Pelosi’s remarks were quickly followed by a similar announcement from Democrat Majority Leader Steny Hoyer, who will also stay in Congress but step down from leadership. The pair of retirements give New York Democrat Rep. Hakeem Jeffries, now the chair of the House Democrat Caucus, a clear path to cement control over the minority in the lower chamber. For a party obsessed with “firsts,” Jeffries would follow Pelosi’s rule as the first woman speaker to become the first black lawmaker leading the party in either the House or Senate.
Jeffries, 52, has served in the House since his first congressional election in 2012. While representing a district near-adjacent to Rep. Alexandria Ocasio-Cortez in the New York City area, Jeffries has been no ally of the left-wing newcomer and her affiliated insurgent group, Justice Democrats. As the fifth-ranking Democrat in the House, Jeffries orchestrated efforts to protect incumbents from the leftist primaries launched by the Ocasio-Cortez wing of the party.
“It’s important to support effective legislators for delivering for the American people in partnership with the Biden administration,” Jeffries said in February.
While an establishment foe of AOC and the Justice Democrats, Jeffries remains a conventional partisan who has embraced just about every cooked-up conspiracy the Democratic Party could muster against former President Donald Trump and other Republicans. Jeffries is no moderate but instead offers a picturesque reflection of where the Democratic Party has shifted over the last decade, steeped in identity politics and Russiagate hysteria.
In 2017, Jeffries smeared Trump’s supporters as racist on the floor of the lower chamber.
“We do know that every racist in America voted for Donald Trump,” Jeffries said. “That’s a problem.”
Jeffries also called Trump “the ‘Grand Wizard’ of 1600 Pennsylvania Avenue” in 2019 and defended his comments on CNN, calling his language “colorful.” A grand wizard is the head of the Ku Klux Klan.
Just this year, Jeffries decried the Senate filibuster as “dripping in racist history, in defense of slavery and Jim Crow.” The congressional record shows Democrats have used Senate filibusters far more than Republicans have, and the Democratic Caucus has voted to sustain filibusters 15,579 times since 1989, according to GovTrack.
When not engaged in the divisiveness of identity politics, Jeffries is taking the lead on Democrats’ information operations to undermine Republicans with deep state investigations.
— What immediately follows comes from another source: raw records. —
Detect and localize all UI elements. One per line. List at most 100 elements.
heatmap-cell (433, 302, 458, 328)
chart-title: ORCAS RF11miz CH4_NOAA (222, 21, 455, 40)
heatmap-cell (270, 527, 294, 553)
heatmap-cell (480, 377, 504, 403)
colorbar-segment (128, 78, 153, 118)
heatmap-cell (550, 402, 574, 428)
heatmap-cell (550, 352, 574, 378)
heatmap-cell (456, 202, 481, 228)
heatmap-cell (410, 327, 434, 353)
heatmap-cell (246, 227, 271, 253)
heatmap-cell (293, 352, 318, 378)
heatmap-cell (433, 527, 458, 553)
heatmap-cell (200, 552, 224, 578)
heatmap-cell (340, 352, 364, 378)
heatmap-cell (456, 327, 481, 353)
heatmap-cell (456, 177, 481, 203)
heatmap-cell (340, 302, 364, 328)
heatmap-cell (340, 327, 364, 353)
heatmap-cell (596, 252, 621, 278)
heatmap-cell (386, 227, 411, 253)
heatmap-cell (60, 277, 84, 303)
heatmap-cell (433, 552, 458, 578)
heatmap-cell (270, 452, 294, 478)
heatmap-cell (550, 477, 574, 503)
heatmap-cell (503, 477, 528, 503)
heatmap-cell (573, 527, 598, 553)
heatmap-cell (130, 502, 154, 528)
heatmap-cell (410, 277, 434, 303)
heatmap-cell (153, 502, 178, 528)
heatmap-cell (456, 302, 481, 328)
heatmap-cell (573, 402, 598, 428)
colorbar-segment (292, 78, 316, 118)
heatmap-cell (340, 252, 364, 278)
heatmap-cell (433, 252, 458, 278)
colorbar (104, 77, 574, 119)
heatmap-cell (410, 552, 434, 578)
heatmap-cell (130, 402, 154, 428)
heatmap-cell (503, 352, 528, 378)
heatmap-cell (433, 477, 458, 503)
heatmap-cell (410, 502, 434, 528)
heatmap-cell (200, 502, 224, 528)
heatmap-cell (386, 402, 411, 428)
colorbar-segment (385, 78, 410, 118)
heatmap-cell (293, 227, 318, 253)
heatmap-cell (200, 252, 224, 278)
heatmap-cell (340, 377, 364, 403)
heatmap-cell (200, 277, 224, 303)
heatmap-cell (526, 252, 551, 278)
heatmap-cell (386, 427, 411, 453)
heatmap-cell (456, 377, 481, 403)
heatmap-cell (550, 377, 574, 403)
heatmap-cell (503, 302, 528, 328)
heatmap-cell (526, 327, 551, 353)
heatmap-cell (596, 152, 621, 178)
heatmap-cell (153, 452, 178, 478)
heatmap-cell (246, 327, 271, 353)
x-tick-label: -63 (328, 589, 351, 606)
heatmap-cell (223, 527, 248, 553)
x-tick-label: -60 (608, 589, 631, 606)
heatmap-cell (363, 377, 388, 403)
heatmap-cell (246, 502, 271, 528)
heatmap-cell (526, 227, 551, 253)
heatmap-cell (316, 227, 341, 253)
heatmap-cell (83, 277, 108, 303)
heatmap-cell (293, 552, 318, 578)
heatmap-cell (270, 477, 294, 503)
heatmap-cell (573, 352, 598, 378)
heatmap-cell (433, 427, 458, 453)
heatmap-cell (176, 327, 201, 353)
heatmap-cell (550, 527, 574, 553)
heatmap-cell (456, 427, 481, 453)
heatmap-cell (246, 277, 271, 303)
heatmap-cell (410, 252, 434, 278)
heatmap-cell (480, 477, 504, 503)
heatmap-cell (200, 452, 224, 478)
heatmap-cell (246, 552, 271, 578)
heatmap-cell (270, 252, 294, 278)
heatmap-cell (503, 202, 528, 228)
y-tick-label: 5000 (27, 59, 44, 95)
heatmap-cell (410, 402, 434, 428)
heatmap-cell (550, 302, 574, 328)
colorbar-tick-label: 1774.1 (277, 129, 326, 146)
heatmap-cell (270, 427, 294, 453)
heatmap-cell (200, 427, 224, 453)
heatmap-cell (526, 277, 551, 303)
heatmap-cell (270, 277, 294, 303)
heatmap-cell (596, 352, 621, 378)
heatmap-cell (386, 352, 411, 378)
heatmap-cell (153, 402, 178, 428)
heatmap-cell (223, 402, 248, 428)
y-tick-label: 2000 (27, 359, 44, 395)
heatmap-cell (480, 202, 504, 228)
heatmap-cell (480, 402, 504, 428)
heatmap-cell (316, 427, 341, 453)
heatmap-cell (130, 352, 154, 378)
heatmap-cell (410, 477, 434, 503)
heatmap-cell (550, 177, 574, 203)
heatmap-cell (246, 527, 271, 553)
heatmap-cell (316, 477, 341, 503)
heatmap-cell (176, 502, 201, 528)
Jeffries was an impeachment manager in Trump’s first trial before the Senate when Democrats accused the president of improperly exploiting U.S. military aid to extract political favors.
In February 2020, Trump was acquitted of Democrats’ charges alleging he participated in a quid pro quo demanding the Ukrainian government investigate its role in the creation of the Russia-collusion hoax that did irreparable harm to the United States. That investigation would inevitably center around Hunter Biden, son of now-President Joe Biden, who raked in tens of thousands of dollars in excess compensation for a seat on the board of a Ukrainian energy company despite no prior industry experience.
Later reflecting on this trial in an interview for the Washington Post, as the Democrats prepared to impeach Trump once more over the Jan 6. Capitol riot, Jeffries refused to concede their case against the outgoing president.
“We believed that we did present a mountain of evidence and clear and convincing evidence that Donald Trump corruptly abused his power by pressuring a foreign government, Ukraine, to target an American citizen, Joe Biden, as part of then-President Trump’s efforts to interfere with the 2020 election,” Jeffries said.
But the Ukrainian impeachment saga was merely the follow-up to the Democrats’ initial plans to indict President Trump as a Russian agent. Jeffries participated in the witch hunt and mocked congressional oversight of the FBI’s collusion hoax in 2018 as “a three-ring circus.”
“Let’s stop wasting taxpayer dollars and get back to the business of the American people,” Jeffries admonished colleagues in comments highlighted by the Washington Post.
During an interview with CNN in 2019, Jeffries amplified claims the Trump campaign captured the White House in cahoots with Kremlin leadership.
“With every passing day, every passing week, every passing month,” Jeffries said, “the circumstances around the 2016 campaign and the possible conspiracy that seems like it may have existed between Russian spies and some high level members of the Trump campaign to sell out our democracy grows stronger.”
“That is deeply troubling for the republic, for the democracy and for a significant number of American people,” the congressman added.
No one person, of course, let alone Trump himself, was found guilty of Russian collusion after a more than two-year special counsel investigation run entirely by Democrats with unlimited resources. Jeffries still assigned Senate Minority Leader Mitch McConnell the moniker “Moscow Mitch” while trying to frame Republicans as Kremlin allies.